Ana de las Tejas Verdes
Ana de las Tejas Verdes - Oh, no creo que sea ésa la misma clase de estremecimiento. ¿No cree usted? No parece haber mucha relación entre orugas y agua brillante, ¿no? Pero, ¿por qué la llaman la laguna de Barry?.

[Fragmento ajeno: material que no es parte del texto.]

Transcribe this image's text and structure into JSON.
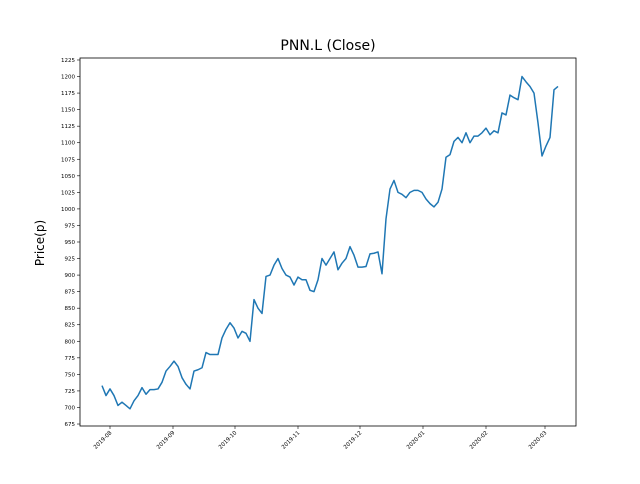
{
  "chart_data": {
    "type": "line",
    "title": "PNN.L (Close)",
    "y_label": "Price(p)",
    "color": "#1f77b4",
    "values": [
      733,
      718,
      728,
      718,
      703,
      708,
      703,
      698,
      710,
      718,
      730,
      720,
      727,
      727,
      728,
      738,
      755,
      762,
      770,
      762,
      745,
      735,
      728,
      755,
      757,
      760,
      783,
      780,
      780,
      780,
      805,
      818,
      828,
      820,
      805,
      815,
      812,
      800,
      863,
      850,
      842,
      898,
      900,
      915,
      925,
      910,
      900,
      897,
      885,
      897,
      893,
      893,
      877,
      875,
      893,
      925,
      915,
      925,
      935,
      908,
      918,
      925,
      943,
      930,
      912,
      912,
      913,
      932,
      933,
      935,
      902,
      985,
      1030,
      1043,
      1025,
      1022,
      1017,
      1025,
      1028,
      1028,
      1025,
      1015,
      1008,
      1003,
      1010,
      1030,
      1078,
      1082,
      1102,
      1108,
      1100,
      1115,
      1100,
      1110,
      1110,
      1115,
      1122,
      1112,
      1118,
      1115,
      1145,
      1142,
      1172,
      1168,
      1165,
      1200,
      1192,
      1185,
      1175,
      1130,
      1080,
      1095,
      1108,
      1180,
      1185
    ],
    "xlim": [
      -5.5,
      118.5
    ],
    "xticks": [
      {
        "value": 2,
        "label": "2019-08"
      },
      {
        "value": 17.75,
        "label": "2019-09"
      },
      {
        "value": 33.25,
        "label": "2019-10"
      },
      {
        "value": 49,
        "label": "2019-11"
      },
      {
        "value": 64.5,
        "label": "2019-12"
      },
      {
        "value": 80.25,
        "label": "2020-01"
      },
      {
        "value": 96,
        "label": "2020-02"
      },
      {
        "value": 110.75,
        "label": "2020-03"
      }
    ],
    "ylim": [
      672,
      1228
    ],
    "yticks": [
      675,
      700,
      725,
      750,
      775,
      800,
      825,
      850,
      875,
      900,
      925,
      950,
      975,
      1000,
      1025,
      1050,
      1075,
      1100,
      1125,
      1150,
      1175,
      1200,
      1225
    ]
  }
}
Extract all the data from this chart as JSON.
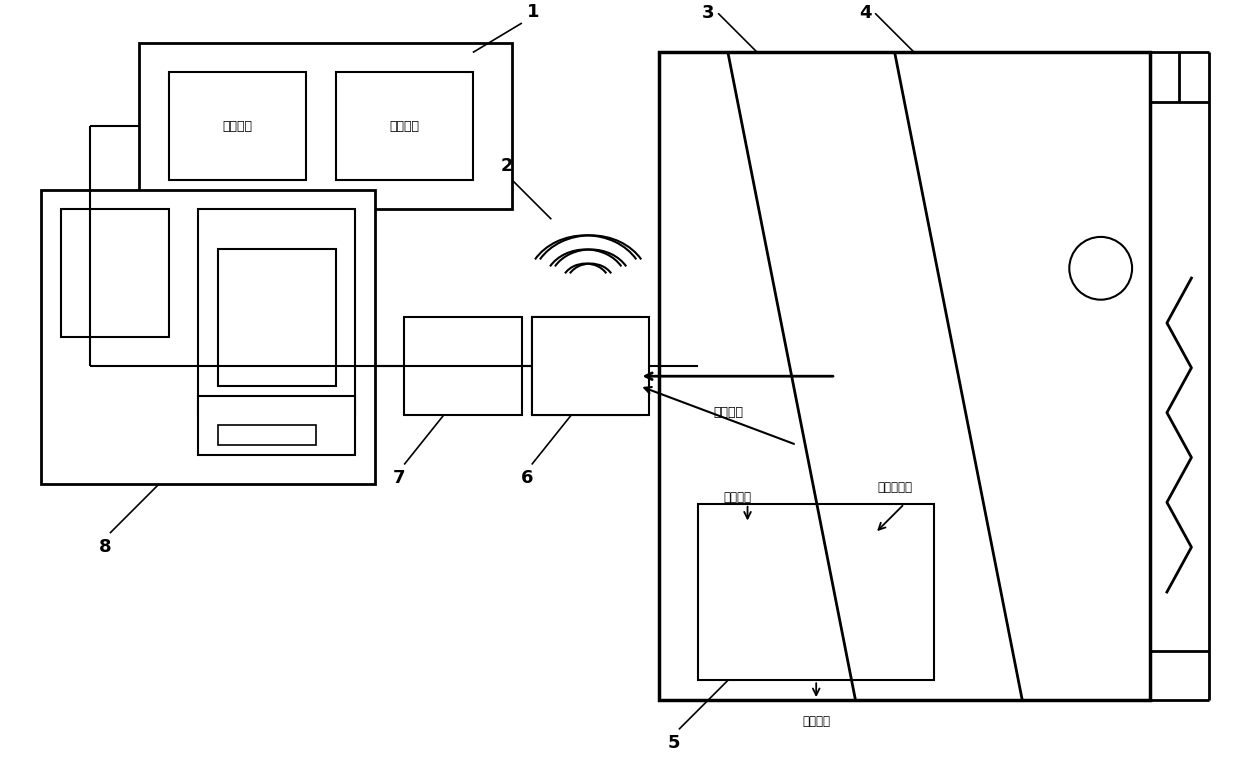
{
  "bg_color": "#ffffff",
  "line_color": "#000000",
  "chinese": {
    "data_calc": "数据计算",
    "data_storage": "数据存储",
    "wireless": "无线传输",
    "indoor_temp": "室内温度",
    "heater_temp": "电暑气温度",
    "outdoor_temp": "室外温度"
  },
  "figsize": [
    12.4,
    7.7
  ],
  "dpi": 100
}
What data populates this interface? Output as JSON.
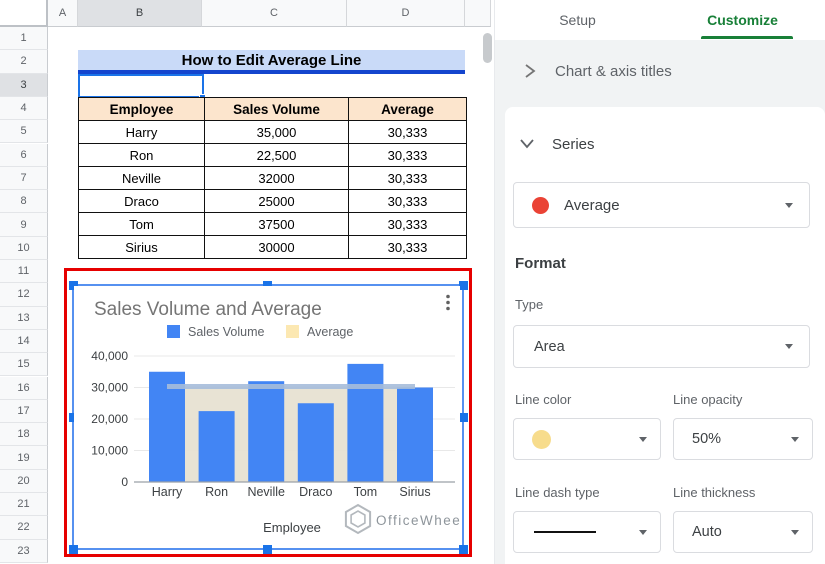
{
  "spreadsheet": {
    "column_headers": [
      "A",
      "B",
      "C",
      "D"
    ],
    "selected_column": "B",
    "selected_row": 3,
    "row_numbers": [
      1,
      2,
      3,
      4,
      5,
      6,
      7,
      8,
      9,
      10,
      11,
      12,
      13,
      14,
      15,
      16,
      17,
      18,
      19,
      20,
      21,
      22,
      23
    ],
    "title_banner": "How to Edit Average Line",
    "table": {
      "headers": [
        "Employee",
        "Sales Volume",
        "Average"
      ],
      "rows": [
        [
          "Harry",
          "35,000",
          "30,333"
        ],
        [
          "Ron",
          "22,500",
          "30,333"
        ],
        [
          "Neville",
          "32000",
          "30,333"
        ],
        [
          "Draco",
          "25000",
          "30,333"
        ],
        [
          "Tom",
          "37500",
          "30,333"
        ],
        [
          "Sirius",
          "30000",
          "30,333"
        ]
      ]
    }
  },
  "chart_data": {
    "type": "combo",
    "title": "Sales Volume and Average",
    "categories": [
      "Harry",
      "Ron",
      "Neville",
      "Draco",
      "Tom",
      "Sirius"
    ],
    "series": [
      {
        "name": "Sales Volume",
        "type": "bar",
        "color": "#4285F4",
        "values": [
          35000,
          22500,
          32000,
          25000,
          37500,
          30000
        ]
      },
      {
        "name": "Average",
        "type": "area",
        "color": "#FCE8B2",
        "area_fill": "#E7E1D2",
        "edge_line_color": "#A6BCDA",
        "values": [
          30333,
          30333,
          30333,
          30333,
          30333,
          30333
        ]
      }
    ],
    "xlabel": "Employee",
    "ylabel": "",
    "ylim": [
      0,
      40000
    ],
    "yticks": [
      0,
      10000,
      20000,
      30000,
      40000
    ],
    "ytick_labels": [
      "0",
      "10,000",
      "20,000",
      "30,000",
      "40,000"
    ],
    "legend_position": "top",
    "grid": true,
    "watermark": "OfficeWheel"
  },
  "panel": {
    "tabs": {
      "setup": "Setup",
      "customize": "Customize"
    },
    "chart_axis_titles_label": "Chart & axis titles",
    "series_section_label": "Series",
    "series_selected": "Average",
    "series_dot_color": "#EA4335",
    "format": {
      "heading": "Format",
      "type_label": "Type",
      "type_value": "Area",
      "line_color_label": "Line color",
      "line_color_value": "#F7DC8C",
      "line_opacity_label": "Line opacity",
      "line_opacity_value": "50%",
      "line_dash_label": "Line dash type",
      "line_thickness_label": "Line thickness",
      "line_thickness_value": "Auto"
    }
  },
  "colors": {
    "accent_blue": "#1A73E8",
    "customize_green": "#188038",
    "banner_bg": "#C9DAF8",
    "table_header_bg": "#FCE5CD",
    "annotation_red": "#E60000"
  }
}
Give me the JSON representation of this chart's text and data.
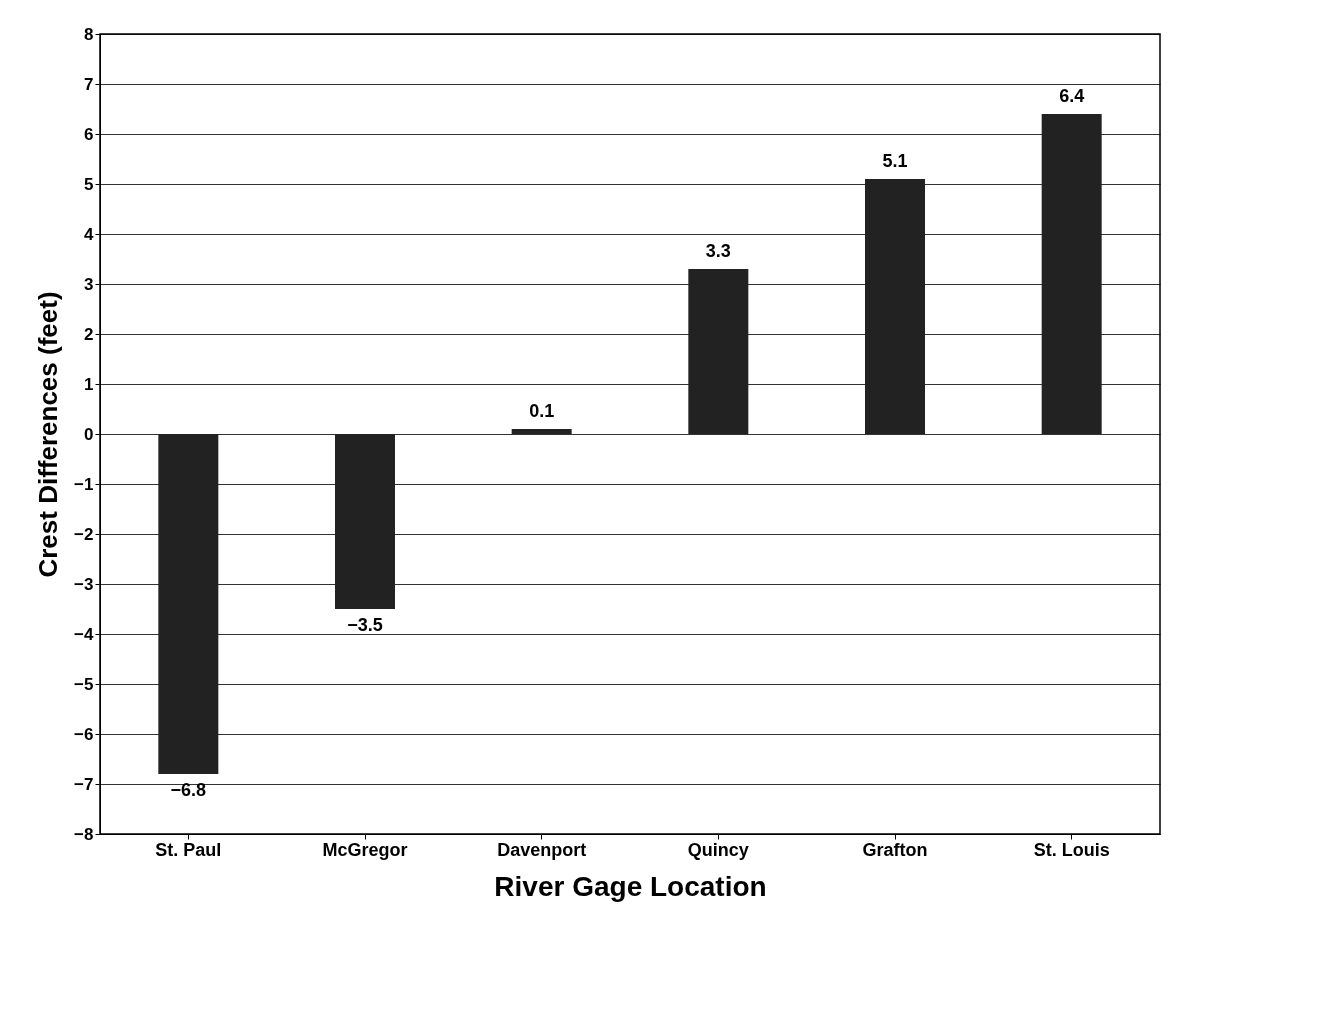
{
  "chart_data": {
    "type": "bar",
    "xlabel": "River Gage Location",
    "ylabel": "Crest Differences (feet)",
    "categories": [
      "St. Paul",
      "McGregor",
      "Davenport",
      "Quincy",
      "Grafton",
      "St. Louis"
    ],
    "values": [
      -6.8,
      -3.5,
      0.1,
      3.3,
      5.1,
      6.4
    ],
    "color": "#222222",
    "ylim": [
      -8,
      8
    ],
    "yticks": [
      -8,
      -7,
      -6,
      -5,
      -4,
      -3,
      -2,
      -1,
      0,
      1,
      2,
      3,
      4,
      5,
      6,
      7,
      8
    ],
    "grid": "y",
    "data_labels": true
  }
}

- Supongo que porque el señor Barry vive en esa casa. “La Cuesta del Huerto” es el nombre de la finca. Si no fuera por aquel matorral, se podría ver “Tejas Verdes” desde aquí. Pero tenemos que cruzar el puente y dar una vuelta por el camino, de manera que está todavía unos seiscientos metros más allá.
- ¿Tiene hijas pequeñas el señor Barry? Bueno, no demasiado pequeñas; ¿de mi edad?.
- Tiene una de alrededor de once años. Su nombre es Diana.
- ¡Oh! – con una larga aspiración –. ¡Es un nombre completamente hermoso!.
- Bueno, no lo sé. Me parece que hay algo pagano en él. Me hubiera gustado más Mary o June o algún nombre sensato por el estilo. Pero cuando ella nació, había un maestro hospedado aquí, le dieron a elegir el nombre y eligió Diana.